Homework Help: Inner Product Proof on Square Integrable Functions

1. Oct 1, 2011

SunnyBoyNY

1. The problem statement, all variables and given/known data

Consider the linear space S, which consists of square integrable continuous
functions in [0,1]. These are continuous functions x : [0,1] -> R such that the integral is less than infinity.

2. Relevant equations

Show that the operation

∫x(t)y(y)dt at [0,1] is an inner product in this space.

3. The attempt at a solution

Apparently there are three axioms:

1] <x,x> is >= 0 (<x,x> = 0 only if x is a trivial function). I think that know how to prove this one. Simply, if the integrand is positive at any point then the function must be positive in the neighborhood of that point. Therefore, the integral cannot be <= 0. It can be zero only if the function is trivial such that x(t) = 0.

2] Linearity - how would I prove the linearity argument for general continuous functions? Could I replace such function with its Taylor series and show the linearity on the resulting polynomials?

3] Symmetry - no clue so far.

Could you guys give me some pointers?

Thanks a lot,

SunnyBoy

Last edited: Oct 1, 2011
2. Oct 1, 2011

Kreizhn

Should that be $\int x(t) y(t) dt$?

I think you may be over complicating things. First off, linearity and symmetry are actually the two easier parts. What does linearity of the inner product mean? Write it out and you'll see it follows immediately. Same thing with symmetry.

Edit: Forgot to address the first part. This is actually the harder part. You've shown that if the inner-product is non-negative then x cannot be trivial. This is the contrapositive of the statement $\langle x ,x \rangle = 0 \Rightarrow x \equiv 0$. However, this you still need to show the first part: You want to show that $\langle x, x \rangle \geq 0$. Again, write this out and you'll see why it's true.

3. Oct 1, 2011

SunnyBoyNY

Hello Kreizhn,

you are right- the integrands are both functions of one variable (time).

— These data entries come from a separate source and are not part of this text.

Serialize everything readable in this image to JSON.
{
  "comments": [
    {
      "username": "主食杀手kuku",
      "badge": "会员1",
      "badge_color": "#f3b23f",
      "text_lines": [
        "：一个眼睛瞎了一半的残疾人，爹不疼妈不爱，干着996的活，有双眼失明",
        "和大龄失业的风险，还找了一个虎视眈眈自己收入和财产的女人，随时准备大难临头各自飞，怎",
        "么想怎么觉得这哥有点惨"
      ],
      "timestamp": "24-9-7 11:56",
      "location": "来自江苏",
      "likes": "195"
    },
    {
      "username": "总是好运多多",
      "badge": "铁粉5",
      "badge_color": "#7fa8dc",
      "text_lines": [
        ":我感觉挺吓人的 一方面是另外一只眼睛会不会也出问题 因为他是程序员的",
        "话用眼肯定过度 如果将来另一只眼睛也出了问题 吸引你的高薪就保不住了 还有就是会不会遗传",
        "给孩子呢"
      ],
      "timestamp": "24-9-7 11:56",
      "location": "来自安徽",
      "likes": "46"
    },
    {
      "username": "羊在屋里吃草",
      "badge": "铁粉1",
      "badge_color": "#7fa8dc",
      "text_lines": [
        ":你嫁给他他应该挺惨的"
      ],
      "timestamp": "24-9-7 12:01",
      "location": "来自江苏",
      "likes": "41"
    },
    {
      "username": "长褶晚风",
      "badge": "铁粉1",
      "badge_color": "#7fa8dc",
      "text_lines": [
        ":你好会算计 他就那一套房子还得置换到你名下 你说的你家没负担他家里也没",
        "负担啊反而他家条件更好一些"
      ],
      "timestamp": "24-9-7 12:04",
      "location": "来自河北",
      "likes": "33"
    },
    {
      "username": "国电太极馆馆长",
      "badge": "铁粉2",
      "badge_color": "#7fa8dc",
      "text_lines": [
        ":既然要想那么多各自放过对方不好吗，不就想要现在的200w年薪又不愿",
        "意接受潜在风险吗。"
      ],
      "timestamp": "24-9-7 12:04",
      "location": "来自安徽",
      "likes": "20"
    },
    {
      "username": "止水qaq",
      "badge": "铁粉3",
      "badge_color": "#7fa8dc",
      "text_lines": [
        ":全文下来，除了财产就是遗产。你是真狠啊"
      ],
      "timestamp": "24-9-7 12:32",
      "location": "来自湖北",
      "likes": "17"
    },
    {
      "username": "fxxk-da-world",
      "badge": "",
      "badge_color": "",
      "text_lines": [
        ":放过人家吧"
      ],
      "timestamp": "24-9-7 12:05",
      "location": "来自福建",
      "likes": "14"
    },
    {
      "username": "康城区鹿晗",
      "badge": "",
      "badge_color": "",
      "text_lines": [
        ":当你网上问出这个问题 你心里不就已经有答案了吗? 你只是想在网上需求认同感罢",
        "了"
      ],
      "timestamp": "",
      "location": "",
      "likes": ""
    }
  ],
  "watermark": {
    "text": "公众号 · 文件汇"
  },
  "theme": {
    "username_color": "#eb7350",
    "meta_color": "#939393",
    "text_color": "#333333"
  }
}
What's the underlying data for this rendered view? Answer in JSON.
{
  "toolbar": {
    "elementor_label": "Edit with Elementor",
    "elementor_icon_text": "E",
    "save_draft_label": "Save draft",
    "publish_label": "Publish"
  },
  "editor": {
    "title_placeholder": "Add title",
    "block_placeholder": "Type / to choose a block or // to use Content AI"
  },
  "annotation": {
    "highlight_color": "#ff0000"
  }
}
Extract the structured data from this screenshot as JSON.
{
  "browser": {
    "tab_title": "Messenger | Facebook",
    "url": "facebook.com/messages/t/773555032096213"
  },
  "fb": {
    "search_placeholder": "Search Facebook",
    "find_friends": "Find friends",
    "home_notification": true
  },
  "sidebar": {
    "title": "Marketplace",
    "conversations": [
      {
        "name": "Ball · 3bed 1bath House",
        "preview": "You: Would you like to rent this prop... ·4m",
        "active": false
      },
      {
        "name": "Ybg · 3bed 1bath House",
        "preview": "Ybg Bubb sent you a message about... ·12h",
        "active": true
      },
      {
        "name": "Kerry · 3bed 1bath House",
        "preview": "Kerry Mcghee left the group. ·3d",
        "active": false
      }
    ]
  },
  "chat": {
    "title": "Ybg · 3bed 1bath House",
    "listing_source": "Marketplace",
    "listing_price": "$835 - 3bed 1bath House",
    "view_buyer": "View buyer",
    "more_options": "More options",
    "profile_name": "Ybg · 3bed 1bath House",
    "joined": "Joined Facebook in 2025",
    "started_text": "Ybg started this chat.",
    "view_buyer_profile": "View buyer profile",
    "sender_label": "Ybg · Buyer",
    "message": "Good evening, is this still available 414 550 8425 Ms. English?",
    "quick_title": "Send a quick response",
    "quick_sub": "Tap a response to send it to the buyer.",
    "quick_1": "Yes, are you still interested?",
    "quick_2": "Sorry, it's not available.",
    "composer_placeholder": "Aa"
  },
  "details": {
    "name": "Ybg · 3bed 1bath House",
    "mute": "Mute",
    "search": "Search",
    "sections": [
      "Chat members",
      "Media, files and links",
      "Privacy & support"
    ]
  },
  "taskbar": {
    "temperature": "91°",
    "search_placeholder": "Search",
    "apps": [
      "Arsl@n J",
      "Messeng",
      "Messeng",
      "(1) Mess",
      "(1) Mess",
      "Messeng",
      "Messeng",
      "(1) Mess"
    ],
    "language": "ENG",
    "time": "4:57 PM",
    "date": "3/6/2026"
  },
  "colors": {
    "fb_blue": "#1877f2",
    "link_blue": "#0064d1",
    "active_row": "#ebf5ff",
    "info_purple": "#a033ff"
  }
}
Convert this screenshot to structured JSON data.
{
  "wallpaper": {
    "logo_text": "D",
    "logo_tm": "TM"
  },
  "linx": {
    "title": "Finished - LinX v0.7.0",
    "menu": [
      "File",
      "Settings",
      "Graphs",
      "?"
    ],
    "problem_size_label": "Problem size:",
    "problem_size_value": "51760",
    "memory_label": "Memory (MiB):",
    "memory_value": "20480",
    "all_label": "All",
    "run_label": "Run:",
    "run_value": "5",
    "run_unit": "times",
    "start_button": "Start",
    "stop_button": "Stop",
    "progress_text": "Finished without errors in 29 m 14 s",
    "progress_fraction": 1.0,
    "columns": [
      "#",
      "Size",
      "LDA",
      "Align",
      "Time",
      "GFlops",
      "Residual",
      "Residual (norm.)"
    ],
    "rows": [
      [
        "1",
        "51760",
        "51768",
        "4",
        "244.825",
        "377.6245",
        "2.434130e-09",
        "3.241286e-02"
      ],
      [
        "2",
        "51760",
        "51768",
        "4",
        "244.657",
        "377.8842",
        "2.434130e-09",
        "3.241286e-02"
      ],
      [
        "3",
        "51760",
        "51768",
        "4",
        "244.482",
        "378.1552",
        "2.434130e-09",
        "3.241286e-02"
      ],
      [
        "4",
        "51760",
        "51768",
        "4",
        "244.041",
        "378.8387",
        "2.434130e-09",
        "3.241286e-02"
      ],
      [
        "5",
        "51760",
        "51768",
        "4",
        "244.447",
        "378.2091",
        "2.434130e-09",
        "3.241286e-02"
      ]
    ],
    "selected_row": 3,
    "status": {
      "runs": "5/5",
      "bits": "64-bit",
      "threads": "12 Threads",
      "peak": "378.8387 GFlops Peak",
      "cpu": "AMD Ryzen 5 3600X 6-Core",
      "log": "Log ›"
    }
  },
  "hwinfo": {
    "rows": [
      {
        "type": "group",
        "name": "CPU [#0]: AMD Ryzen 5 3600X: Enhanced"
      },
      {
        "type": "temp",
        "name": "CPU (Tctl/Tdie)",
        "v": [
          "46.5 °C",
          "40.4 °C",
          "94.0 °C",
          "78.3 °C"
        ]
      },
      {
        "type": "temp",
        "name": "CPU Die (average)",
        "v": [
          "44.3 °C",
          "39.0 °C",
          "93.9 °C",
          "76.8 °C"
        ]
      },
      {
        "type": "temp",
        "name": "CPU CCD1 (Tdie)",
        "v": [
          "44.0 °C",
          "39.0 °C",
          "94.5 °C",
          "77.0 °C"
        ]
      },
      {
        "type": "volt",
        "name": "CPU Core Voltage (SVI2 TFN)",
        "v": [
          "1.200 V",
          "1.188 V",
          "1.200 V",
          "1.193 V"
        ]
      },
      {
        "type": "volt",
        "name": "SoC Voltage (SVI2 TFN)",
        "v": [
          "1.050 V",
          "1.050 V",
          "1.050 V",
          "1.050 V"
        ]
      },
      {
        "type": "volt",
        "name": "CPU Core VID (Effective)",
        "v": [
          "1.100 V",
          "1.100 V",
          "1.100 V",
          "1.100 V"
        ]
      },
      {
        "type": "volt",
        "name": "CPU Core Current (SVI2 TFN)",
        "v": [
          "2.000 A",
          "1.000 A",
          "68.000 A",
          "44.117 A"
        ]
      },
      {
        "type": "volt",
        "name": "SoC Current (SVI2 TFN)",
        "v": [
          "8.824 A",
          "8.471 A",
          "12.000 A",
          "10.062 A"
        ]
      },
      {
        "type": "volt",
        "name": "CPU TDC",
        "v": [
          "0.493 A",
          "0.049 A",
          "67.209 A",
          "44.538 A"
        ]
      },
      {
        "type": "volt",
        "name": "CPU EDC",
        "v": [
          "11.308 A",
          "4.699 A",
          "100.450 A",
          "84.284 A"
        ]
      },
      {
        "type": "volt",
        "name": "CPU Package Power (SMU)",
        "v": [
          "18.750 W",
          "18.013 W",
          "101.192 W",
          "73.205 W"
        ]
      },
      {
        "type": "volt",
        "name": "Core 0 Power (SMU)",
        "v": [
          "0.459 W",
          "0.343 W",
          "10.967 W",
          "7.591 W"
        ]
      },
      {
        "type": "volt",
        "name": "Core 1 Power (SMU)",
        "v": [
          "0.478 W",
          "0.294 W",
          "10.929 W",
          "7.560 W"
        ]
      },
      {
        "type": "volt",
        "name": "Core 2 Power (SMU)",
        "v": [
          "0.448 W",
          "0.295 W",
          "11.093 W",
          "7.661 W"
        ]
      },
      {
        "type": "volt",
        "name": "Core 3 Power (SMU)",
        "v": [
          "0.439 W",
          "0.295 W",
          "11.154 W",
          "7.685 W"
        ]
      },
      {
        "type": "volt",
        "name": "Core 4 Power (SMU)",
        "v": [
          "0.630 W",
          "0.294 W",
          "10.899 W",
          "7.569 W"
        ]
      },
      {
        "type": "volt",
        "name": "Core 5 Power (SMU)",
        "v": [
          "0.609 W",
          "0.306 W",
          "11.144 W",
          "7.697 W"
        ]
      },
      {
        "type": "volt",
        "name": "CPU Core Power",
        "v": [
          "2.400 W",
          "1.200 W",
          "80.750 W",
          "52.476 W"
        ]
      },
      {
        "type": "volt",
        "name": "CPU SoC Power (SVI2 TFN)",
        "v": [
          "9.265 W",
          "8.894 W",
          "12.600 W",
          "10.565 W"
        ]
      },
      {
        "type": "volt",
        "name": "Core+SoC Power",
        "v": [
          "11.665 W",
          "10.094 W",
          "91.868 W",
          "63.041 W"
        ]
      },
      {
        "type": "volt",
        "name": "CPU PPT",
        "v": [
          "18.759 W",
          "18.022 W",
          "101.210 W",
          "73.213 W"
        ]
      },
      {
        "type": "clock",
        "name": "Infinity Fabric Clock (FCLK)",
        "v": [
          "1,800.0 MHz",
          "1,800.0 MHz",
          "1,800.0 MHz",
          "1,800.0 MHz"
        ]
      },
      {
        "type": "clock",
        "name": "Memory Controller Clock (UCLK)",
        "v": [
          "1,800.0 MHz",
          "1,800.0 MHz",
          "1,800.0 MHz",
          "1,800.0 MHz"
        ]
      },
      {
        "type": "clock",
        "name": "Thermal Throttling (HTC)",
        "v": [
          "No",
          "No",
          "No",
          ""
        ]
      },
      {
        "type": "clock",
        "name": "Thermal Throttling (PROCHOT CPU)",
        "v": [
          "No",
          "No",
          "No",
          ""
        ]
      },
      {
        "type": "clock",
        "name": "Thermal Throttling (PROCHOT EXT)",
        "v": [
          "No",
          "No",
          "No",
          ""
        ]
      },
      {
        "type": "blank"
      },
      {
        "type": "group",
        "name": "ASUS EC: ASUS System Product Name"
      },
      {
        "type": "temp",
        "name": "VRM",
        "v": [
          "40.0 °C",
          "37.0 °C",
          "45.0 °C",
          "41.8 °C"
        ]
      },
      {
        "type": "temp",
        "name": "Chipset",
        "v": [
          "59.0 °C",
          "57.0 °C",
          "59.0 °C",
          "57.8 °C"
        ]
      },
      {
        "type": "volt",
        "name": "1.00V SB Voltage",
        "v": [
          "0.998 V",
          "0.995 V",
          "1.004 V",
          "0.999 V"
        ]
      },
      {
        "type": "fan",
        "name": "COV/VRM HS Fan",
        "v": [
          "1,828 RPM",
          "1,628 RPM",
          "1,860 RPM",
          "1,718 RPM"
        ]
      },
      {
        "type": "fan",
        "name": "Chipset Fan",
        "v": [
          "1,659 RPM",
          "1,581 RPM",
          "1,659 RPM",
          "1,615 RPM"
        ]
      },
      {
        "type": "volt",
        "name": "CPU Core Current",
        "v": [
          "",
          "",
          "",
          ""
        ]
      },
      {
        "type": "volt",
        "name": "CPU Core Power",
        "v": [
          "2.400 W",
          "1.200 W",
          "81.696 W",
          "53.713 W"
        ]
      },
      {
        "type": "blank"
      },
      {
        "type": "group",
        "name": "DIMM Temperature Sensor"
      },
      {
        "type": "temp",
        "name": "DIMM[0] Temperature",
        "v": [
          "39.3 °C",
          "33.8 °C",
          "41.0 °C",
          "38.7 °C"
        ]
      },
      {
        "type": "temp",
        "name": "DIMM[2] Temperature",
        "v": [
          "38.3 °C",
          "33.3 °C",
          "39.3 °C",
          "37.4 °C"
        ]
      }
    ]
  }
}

I have done what you suggested - the algebra is not really that difficult. However, how do I incorporate the "square-integrable" statement into the problem? Or is that just a generic statement which limits our function selection so that the inner product can be evaluated?

Linearity: $<ax,y> = a<x,y>$
And:
$<x+y,z> = <x,z> + <y,z>$

So:

$$<af(t),g(t)> = \int_{0}^{1}af(t)g(t)dt = a\int_{0}^{1}f(t)g(t)dt = a<f(t),g(t)>$$
And:
$$<f(t)+g(t),h(t)> = \int_{0}^{1}(f(t)+g(t))h(t)dt = \int_{0}^{1}f(t)h(t)+g(t)h(t)dt = <f(t),h(t)>+<g(t),h(t)>$$

Symmetry:

$$<f(t),g(t)> = \int_{0}^{1}f(t)g(t)dt = \int_{0}^{1}g(t)h(t)dt = <g(t),f(t)>$$

First axiom:

The integrand must be non-negative at all times since it is a square of a function. Therefore, if the function is continuous then no point can be negative. Therefore, the integral value must be nonnegative.

$$<f(t),f(t)> = \int_{0}^{1}f(t)f(t)dt= \int_{0}^{1}f^2(t)dt >= 0$$

Thanks!

SunnyBoy

4. Oct 1, 2011

Kreizhn

I'm not sure if you didn't just answer this question yourself, but in case it's not clear, let me just explain it quickly. Look at your last line of math. How do you know $\langle f(t), f(t) \rangle$ is finite? Well, it is, and the reason it is finite is precisely because f is square integrable on [0,1].

5. Oct 1, 2011

SunnyBoyNY

Seems pretty straightforward then. Thank you very much, Kreizhn!

Should I edit my second post so that folks who are solving the same problem will have the same pointer as I had? I am not sure what the policy is but i have gotten the impression that pple are encouraged to do the thinking themselves (no direct answers provided).

SunnyBoy

6. Oct 1, 2011

Kreizhn

I think it's fine. It's more important that I don't give you the answer. You are allowed to demonstrate that you have successfully solved the problem.